Applying for a personal loan with a co-borrower can be a helpful solution when it comes to getting financial help for a wedding, education, home renovation, vacation, or medical emergency. It turns a personal loan into a joint loan, in which both the co-borrowers share the loan benefits and also the responsibility for EMI payments. Besides that, when borrowers apply for a personal loan with a co-borrower, they improve their chance of borrowing a higher loan amount at a lower interest rate.
Someone considering co-borrowing a personal loan must understand the arrangement front to back. Here we will discuss how co-borrowing works, what the interest rates upon it, and how it increases the chance of getting approved for a personal loan. (Check personal loan rates)
Who Is a Co-Borrower?
A co-borrower is a person who applies for a loan along with the primary borrower and shares the responsibility of loan repayment. The loan approval is largely based on the creditworthiness of both borrowers.
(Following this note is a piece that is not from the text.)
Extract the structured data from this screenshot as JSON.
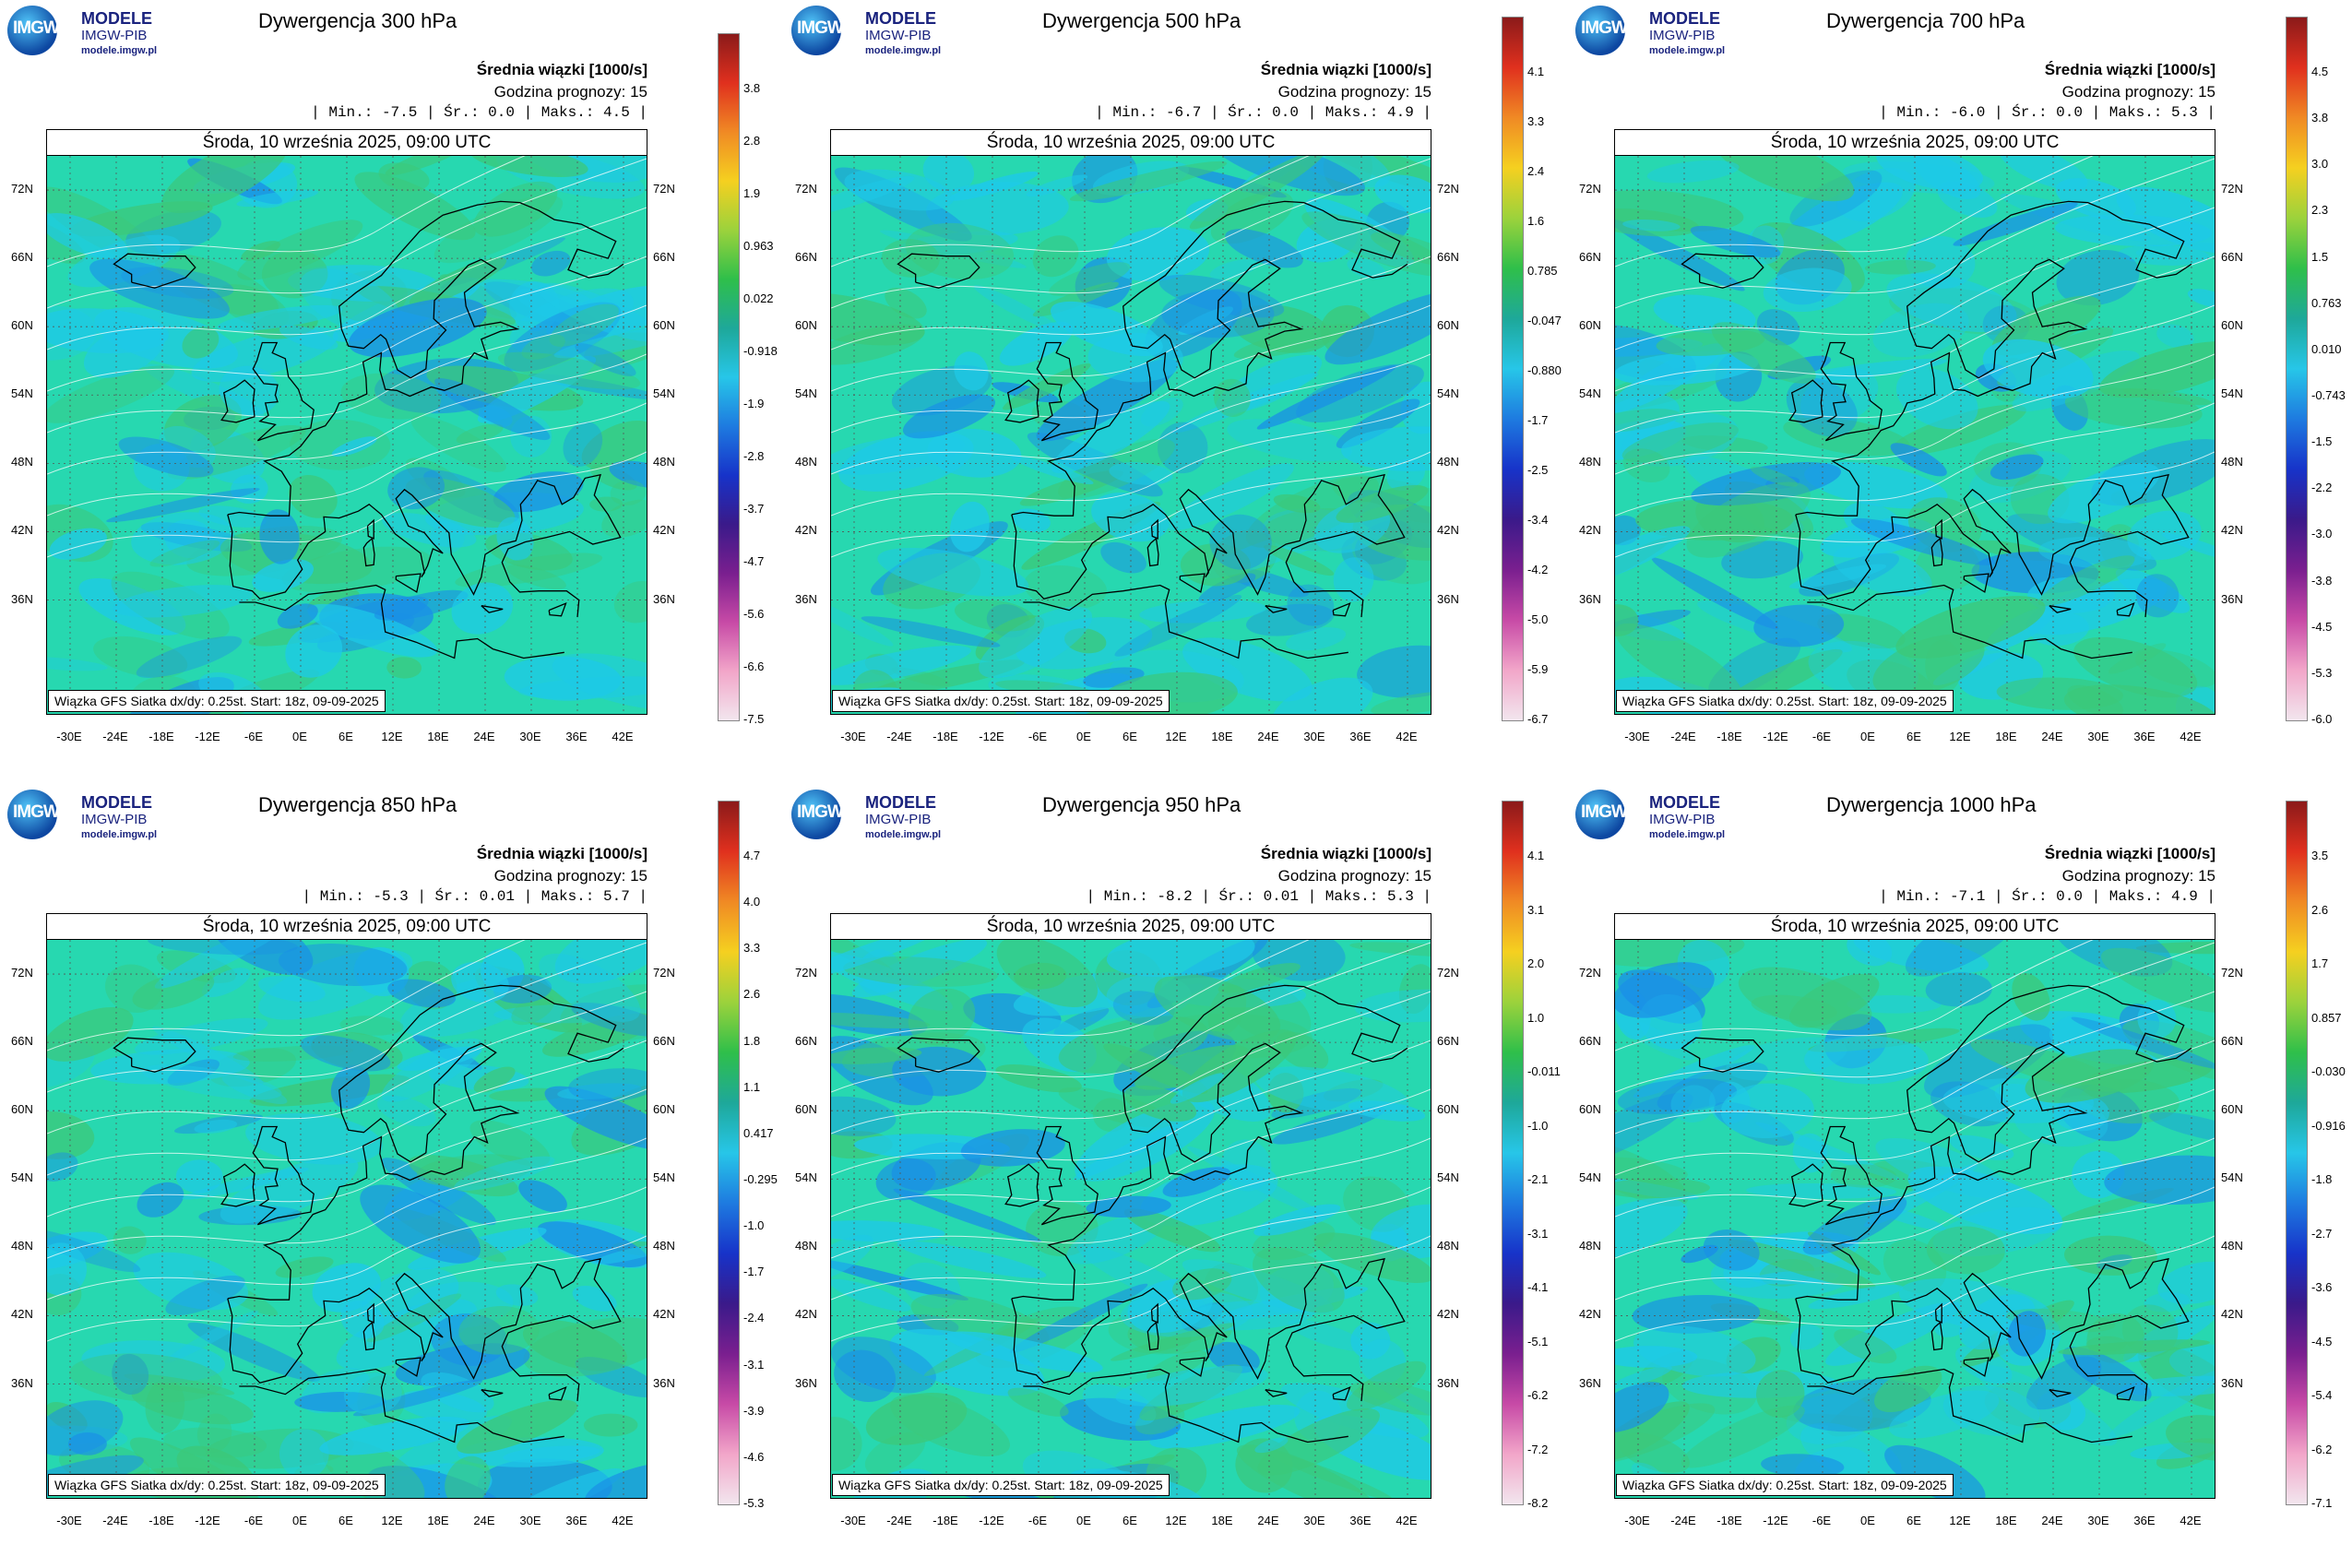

Joint loans are less risky for lenders because two individuals with more than one income source take the liability of repayment. If one borrower falls into a financial crunch, the other borrower takes the responsibility of paying the outstanding balance.
How Does Co-Borrowing Work?
With co-borrowing, both borrowers are equally responsible for loan repayment as soon as the lender disburses the loan amount. Both parties must provide their personal, bank, and professional details and submit the required documents. Before approving a personal loan, the lender considers both parties’ income sources, credit ratings, account statements, and employment details.
Most lenders consider co-borrowing a lower-risk option because the incomes of both parties go towards loan repayment. Consequently, co-borrowers may access a higher loan amount with lower interest rates than a single borrower. They may use a personal loan EMI calculator to calculate the EMIs and opt for a shorter loan term to repay the loan sooner.
Both borrowers are responsible for repaying the loan. If one borrower fails to make timely payments, the lender may demand full repayment from the other party. If one borrower defaults on the loan, it reflects on the other borrower’s credit report as well.
Benefits of Co-Borrowing
Rather than applying for a personal loan alone, there are several benefits of co-borrowing:
- Higher Loan Amount: Combining two applicants’ income and credit rating increases eligibility for a higher loan amount. It is because the applicants have two income sources to repay the loan, assuring timely repayment to the lender with a lower risk.
- Shared Benefits and Responsibility: Co-borrowing allows two different borrowers to share the benefits of the loan. At the same time, both the co-borrowers are equally liable to repay the loan as well. If one borrower defaults on the loan, the other borrower may repay it and save both applicants’ credit ratings.
- Greater Chance of Approval: Co-borrowing a loan helps an individual with a lower credit rating qualify for a personal loan. Since there is a lower risk involved overall due to shared repayment responsibility, the lender may approve a loan even if the credit score is lower than required.
- Lower APR: If both borrowers have a high credit score, it becomes easier for them to get a loan at a lower interest rate. Co-borrowing with an applicant with a high credit score makes an individual eligible for a lower APR.
- Reduced Debt-to-Income Ratio: Many lenders reject loan applications for individuals with a high debt-to-income ratio. It is the percentage of a person’s total monthly income going towards another loan EMIs and financial obligations. Co-borrowing adds up the incomes of both applicants, thereby reducing the DTI ratio.
Times When Co-Borrowing is the Best Option
It’s better to apply for a co borrower personal loan when both the applicants benefit from the loan and intend to repay it on time. That is why co-borrowing is the most common arrangement between spouses and business partners. For instance, when a couple plans to renovate their house, they may co-borrow a personal loan, benefit from it, and jointly repay the loan.
A Few Words of Caution
While co-borrowing has several benefits for both the parties involved, there are some crucial factors to consider:
- Defaulting on the loan will affect the credit rating of both co-borrowers.
- If the primary borrower fails to repay the loan, the liability to pay the balance falls on the co-borrower.
- Missed payments may strain the relationship of co-borrowers. If one borrower does not repay the loan and the co-borrower suffers due to it, the damage caused may be beyond finances.
With a trustworthy and reliable co-borrower whose income and credit rating are stable, loan applicants may qualify for a larger loan amount with lower interest rates. It would be a brilliant idea to pursue the loan application with a co-borrower, provided that the applicants are aware of the caution mentioned above.